Is venture debt right for you?
Venture debt is one of many viable options to consider when raising capital, but it’s not necessarily a one-size-fits-all solution that’s suited for every company.
For example, raising venture debt isn’t a good idea if:
- Your business isn’t growing fast or efficiently enough. Venture debt is best suited to fast-growing companies for which the value created through capital investment (e.g., in the form of revenue growth) meaningfully exceeds the cost of that capital. Borrowing at 15 percent makes no sense if you’re only growing at 10 percent. Likewise, if customer lifetime value is too low due to high churn or low margins, or customer acquisition costs are too high, then venture debt probably doesn’t make sense.
- You have no clear plan in place for using the capital. It’s critical that any funds borrowed are actively put to use to create value. Having excess debt capital on your balance sheet simply represents another cost with no benefit. The same can be said for raising excess equity capital except that the cost takes the form of unnecessary dilution. In that case, the cost is borne by the founder and early shareholders rather than the company.
- Your company hasn’t figured out its product market fit. This is an essential step in a company’s evolution. Companies that haven’t reached it are generally too early stage for most forms of venture debt and can likely be better financed with equity.
Remember, venture debt is an obligation that involves a fixed interest payment every month as well as capital being repaid at the end of the term. If a business isn’t confident that it can meet its obligation, it shouldn’t take on venture debt.
Although the pressure to raise capital is real, it’s important not to fall into the trap of associating raising a big round of equity with success. Founders, CEOs, and boards should take the time to evaluate all of their funding options. As part of that, they should consider the near- and long-term financial and operational consequences for the company and its early investors. In many cases, that will mean finding ways to raise capital from a combination of sources, including equity and debt. The key is to build the necessary foundation for the company to grow, but in a way that minimizes dilution and cost, and enables founders and early investors to retain the greatest control of their business.

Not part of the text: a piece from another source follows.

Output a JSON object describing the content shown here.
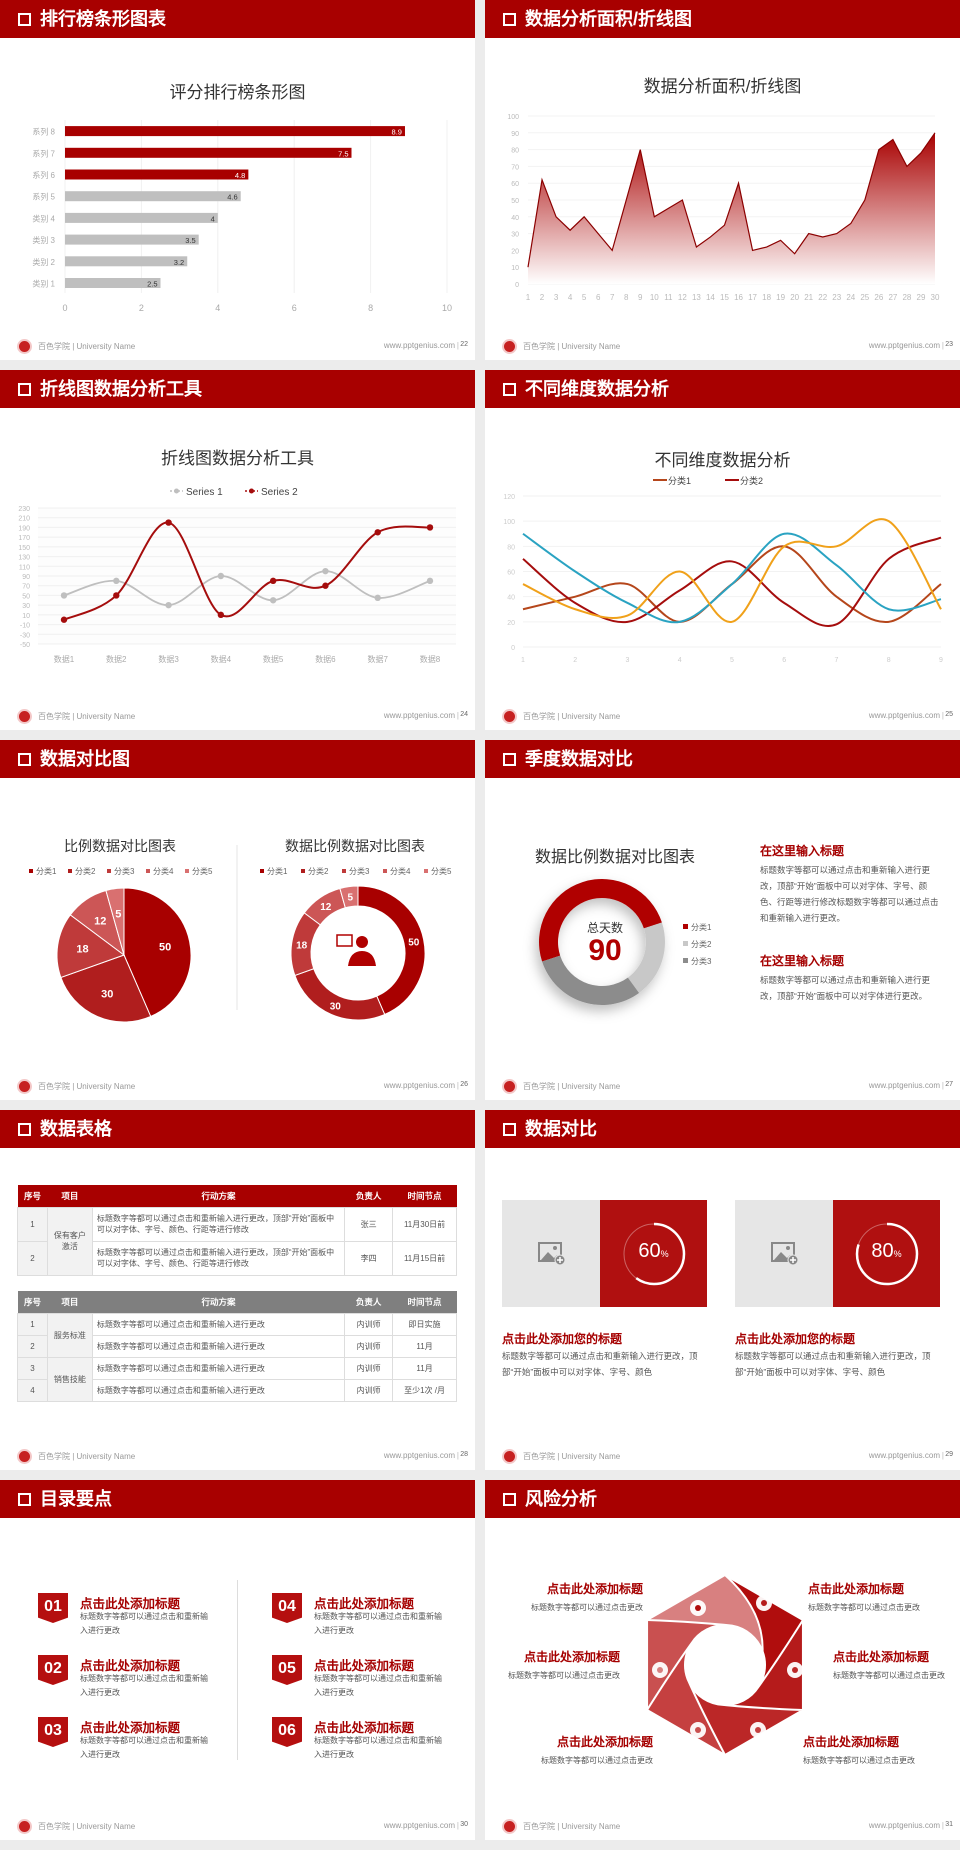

By partnering with the right venture debt lender — one that understands the business and offers the flexibility to meet a borrower’s individual needs — companies can quickly access the capital they need to proactively grow their business. And they can do it in a way that doesn’t come at the cost of dilution or control for them or any of their investors. For fast-growing companies looking to further accelerate their growth, it makes a lot of sense.